Cindy’s heart rapidly failed, and her family braced for the worst. But in the first of a series of serendipitous events, it was determined that she was a candidate for the pioneering Jarvik Heart® pump only then recently approved by the state of Ohio.
The pump provided Cindy a shot – an opportunity to prolong her life for about 30 days, giving her team a chance at finding a heart donor. The transplant team at Ohio State swung into action, and on the 28th day, that donor was found.
Cindy had to overcome tremendous challenges, including blood clots and a stroke. She had to relearn to walk and talk all over again, but the transplant was a success.
Cindy went back to her family life, celebrating her daughter’s sixth birthday, slowly regaining her old levels of activity.
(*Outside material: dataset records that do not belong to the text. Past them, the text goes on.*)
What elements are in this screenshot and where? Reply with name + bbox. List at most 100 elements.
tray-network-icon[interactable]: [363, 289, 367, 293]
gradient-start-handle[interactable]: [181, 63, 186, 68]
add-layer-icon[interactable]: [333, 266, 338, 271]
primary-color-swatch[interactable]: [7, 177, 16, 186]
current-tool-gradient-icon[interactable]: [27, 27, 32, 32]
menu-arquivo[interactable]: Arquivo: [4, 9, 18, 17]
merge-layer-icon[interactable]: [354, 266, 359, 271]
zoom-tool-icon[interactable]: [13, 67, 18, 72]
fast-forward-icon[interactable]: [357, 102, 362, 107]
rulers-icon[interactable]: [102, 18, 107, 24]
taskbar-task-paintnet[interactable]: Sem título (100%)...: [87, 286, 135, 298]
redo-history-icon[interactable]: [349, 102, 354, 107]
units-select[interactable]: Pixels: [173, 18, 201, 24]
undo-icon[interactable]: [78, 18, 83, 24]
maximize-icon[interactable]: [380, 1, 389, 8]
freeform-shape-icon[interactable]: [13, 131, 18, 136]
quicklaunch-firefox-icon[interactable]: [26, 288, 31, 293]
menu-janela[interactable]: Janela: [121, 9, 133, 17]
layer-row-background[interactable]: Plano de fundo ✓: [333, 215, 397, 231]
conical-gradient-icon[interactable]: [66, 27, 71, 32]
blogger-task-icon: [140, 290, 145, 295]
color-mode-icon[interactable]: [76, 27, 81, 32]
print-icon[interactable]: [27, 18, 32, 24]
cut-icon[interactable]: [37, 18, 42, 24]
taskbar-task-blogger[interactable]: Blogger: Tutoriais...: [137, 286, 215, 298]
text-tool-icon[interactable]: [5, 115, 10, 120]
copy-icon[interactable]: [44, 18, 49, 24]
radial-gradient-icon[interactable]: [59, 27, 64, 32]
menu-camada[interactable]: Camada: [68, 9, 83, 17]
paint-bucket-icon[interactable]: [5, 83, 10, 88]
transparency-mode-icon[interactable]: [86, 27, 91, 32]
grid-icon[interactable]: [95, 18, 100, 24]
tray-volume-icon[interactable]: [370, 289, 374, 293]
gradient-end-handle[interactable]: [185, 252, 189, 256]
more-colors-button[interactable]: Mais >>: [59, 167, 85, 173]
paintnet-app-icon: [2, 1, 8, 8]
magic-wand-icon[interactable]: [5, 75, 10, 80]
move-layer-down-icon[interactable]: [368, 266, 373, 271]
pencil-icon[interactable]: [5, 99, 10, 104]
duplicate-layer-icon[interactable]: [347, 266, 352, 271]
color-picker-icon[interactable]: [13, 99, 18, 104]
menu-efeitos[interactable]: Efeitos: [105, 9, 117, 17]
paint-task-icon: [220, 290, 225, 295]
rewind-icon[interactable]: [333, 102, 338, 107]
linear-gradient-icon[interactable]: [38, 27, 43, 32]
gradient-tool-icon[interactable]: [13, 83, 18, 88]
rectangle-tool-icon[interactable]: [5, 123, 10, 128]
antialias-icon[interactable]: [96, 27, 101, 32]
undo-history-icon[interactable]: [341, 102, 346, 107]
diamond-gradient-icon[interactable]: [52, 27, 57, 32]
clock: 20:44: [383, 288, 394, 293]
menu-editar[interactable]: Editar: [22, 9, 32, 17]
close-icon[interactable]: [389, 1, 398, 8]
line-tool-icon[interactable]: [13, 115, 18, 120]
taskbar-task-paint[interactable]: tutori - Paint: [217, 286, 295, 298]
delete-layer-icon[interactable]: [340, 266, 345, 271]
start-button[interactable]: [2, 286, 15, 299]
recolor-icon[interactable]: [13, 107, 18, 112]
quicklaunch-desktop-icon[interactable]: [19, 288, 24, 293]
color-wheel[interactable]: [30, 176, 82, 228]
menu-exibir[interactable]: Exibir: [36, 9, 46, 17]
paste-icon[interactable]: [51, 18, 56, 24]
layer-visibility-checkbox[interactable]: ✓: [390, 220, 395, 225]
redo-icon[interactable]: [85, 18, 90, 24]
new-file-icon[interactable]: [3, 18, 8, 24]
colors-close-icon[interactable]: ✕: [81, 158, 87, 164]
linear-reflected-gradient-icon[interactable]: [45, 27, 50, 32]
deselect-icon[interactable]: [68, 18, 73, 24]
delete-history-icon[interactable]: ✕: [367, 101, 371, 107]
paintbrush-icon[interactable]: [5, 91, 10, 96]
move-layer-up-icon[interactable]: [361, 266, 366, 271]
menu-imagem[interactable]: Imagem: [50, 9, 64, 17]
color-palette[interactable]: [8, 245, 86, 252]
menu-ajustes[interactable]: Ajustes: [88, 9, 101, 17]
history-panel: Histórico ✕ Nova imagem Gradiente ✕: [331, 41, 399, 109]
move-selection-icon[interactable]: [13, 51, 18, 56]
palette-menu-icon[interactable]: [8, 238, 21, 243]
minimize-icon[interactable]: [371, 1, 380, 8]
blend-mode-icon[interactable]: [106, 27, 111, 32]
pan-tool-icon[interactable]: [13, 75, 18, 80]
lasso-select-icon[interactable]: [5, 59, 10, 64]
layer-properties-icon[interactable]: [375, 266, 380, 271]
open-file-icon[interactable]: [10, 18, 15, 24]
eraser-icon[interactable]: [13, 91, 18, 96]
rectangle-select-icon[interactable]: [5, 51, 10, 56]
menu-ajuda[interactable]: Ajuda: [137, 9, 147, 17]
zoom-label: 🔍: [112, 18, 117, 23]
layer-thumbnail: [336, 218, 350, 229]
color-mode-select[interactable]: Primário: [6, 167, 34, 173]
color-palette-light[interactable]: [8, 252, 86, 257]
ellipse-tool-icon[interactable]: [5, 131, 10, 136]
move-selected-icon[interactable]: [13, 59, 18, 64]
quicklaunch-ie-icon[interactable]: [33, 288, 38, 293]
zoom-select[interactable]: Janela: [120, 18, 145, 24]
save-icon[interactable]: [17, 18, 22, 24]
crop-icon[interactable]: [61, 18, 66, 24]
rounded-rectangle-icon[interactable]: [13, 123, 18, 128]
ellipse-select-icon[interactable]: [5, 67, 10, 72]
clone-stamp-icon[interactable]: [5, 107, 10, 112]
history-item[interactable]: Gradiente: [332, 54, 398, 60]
Twelve years later in 1999, doctors told Cindy that her heart was again failing, and that she needed another transplant. This time around, she said, she walked into the surgery and practically walked out.
“The first time around I was pretty weak,” Cindy relates. “I had a lot of physical therapy and speech therapy because of the stroke.
It’s been nine years since that second transplant, and Cindy says she’s still going strong. She’s the grandmother of a toddler now, and reports she’s worn the seat off of a stationary bike exercising.
Cindy says patients should expect a roller coaster of emotions.
“You go through all different kinds of emotions afterwards. You cry, yell, you get mad. What got me through it was prayers. I’m hard headed, determined to go on.”
She says the physicians and staff at Ohio State’s Comprehensive Transplant Center feel like family to her. “They always take care of me. I’m part of the woodwork there. I’m spoiled.”